The Australian people made it clear in 2007 at the election that they wanted to rid workplaces throughout the country of the Howard regime—of Work Choices and the draconian measures that were introduced by the Howard government in the building and construction industry. They wanted fairness restored to workplaces. We did that through the process of the Fair Work Act, but we also committed, prior to that election, to undertake an investigation into the efficiency and effectiveness of the laws relating to the building and construction industry improvement legislation. We delivered on that commitment. In the wake of the election, Justice Murray Wilcox was entrusted with the process of looking at and inquiring into the effectiveness and efficiency of laws that existed in the building and construction industry. He handed down a report entitled Transition to Fair Work Australia for the building and construction industry. He made a number of recommendations, and principal among those was for the Building and Construction Industry Improvement Amendment (Transition to Fair Work) Bill to bring the conditions and regulations for the industry under the umbrella of Fair Work Australia and to bring in a new set of compliance arrangements that are fair and effective yet balanced and that take into consideration the recommendations of the Wilcox inquiry. And that is what has been done. That is what the outcome of the Senate process was, that is what the outcome of the deliberations in the House of Representatives was, and that is the outcome of the legislation that is before the Senate today.
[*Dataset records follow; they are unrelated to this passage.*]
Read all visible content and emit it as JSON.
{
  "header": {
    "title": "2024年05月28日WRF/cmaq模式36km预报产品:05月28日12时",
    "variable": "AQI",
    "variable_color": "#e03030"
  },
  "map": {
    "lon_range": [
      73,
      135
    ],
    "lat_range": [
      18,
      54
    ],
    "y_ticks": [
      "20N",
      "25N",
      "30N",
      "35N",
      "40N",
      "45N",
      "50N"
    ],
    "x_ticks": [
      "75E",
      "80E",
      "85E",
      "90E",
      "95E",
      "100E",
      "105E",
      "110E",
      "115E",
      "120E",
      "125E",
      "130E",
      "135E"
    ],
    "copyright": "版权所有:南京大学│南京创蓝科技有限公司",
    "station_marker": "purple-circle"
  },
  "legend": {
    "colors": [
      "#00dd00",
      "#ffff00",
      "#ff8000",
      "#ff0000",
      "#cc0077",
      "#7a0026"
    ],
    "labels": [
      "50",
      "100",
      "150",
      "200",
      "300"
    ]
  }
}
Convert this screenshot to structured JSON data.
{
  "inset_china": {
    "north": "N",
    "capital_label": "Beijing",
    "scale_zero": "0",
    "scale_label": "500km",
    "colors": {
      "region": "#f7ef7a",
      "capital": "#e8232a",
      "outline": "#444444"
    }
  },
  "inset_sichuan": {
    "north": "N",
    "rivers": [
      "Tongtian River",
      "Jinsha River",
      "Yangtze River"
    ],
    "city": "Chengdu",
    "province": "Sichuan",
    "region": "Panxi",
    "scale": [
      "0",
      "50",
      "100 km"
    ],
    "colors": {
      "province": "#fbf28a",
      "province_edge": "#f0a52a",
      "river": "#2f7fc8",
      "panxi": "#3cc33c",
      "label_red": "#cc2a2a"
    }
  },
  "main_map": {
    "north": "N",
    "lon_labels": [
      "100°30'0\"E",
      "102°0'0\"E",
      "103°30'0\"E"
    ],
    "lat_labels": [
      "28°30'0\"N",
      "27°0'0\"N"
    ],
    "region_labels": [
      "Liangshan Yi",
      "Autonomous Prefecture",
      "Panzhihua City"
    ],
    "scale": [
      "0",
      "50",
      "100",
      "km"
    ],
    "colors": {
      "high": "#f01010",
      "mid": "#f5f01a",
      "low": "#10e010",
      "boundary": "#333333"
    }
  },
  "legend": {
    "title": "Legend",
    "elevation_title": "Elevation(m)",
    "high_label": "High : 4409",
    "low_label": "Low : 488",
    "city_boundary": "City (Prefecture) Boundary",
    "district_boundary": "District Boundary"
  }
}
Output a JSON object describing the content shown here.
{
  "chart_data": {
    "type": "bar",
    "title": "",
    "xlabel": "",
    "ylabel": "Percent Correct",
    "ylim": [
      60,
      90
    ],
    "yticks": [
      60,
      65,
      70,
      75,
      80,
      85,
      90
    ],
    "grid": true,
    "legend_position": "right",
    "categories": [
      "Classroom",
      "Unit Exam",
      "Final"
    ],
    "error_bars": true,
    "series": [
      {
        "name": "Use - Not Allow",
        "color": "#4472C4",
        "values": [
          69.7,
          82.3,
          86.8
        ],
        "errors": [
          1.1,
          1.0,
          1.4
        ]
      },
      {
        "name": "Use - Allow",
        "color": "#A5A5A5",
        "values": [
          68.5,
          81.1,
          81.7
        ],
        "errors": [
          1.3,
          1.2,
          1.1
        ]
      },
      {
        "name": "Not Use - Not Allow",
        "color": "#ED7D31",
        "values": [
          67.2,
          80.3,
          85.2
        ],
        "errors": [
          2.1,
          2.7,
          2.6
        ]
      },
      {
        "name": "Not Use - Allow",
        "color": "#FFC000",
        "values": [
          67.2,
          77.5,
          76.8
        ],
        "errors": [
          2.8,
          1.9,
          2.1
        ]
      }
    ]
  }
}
I make the point that it is not good practice for the Senate to be reopening inquiries—particularly in the context that there have already been five inquiries into this legislation—on the basis of a media release by a particular organisation which may have a difficulty with legislation that all of us in this place admit is often quite controversial. It is not a practice that I believe this place should be beginning to instigate and, in the context of the large reform agenda that the government has and will be bringing before the Senate in upcoming weeks, it is a diversion to have motions such as this when inquiries have well and truly been versed in the issues associated with regulation in the building and construction industry. On that basis, I strongly urge the Senate to oppose this motion.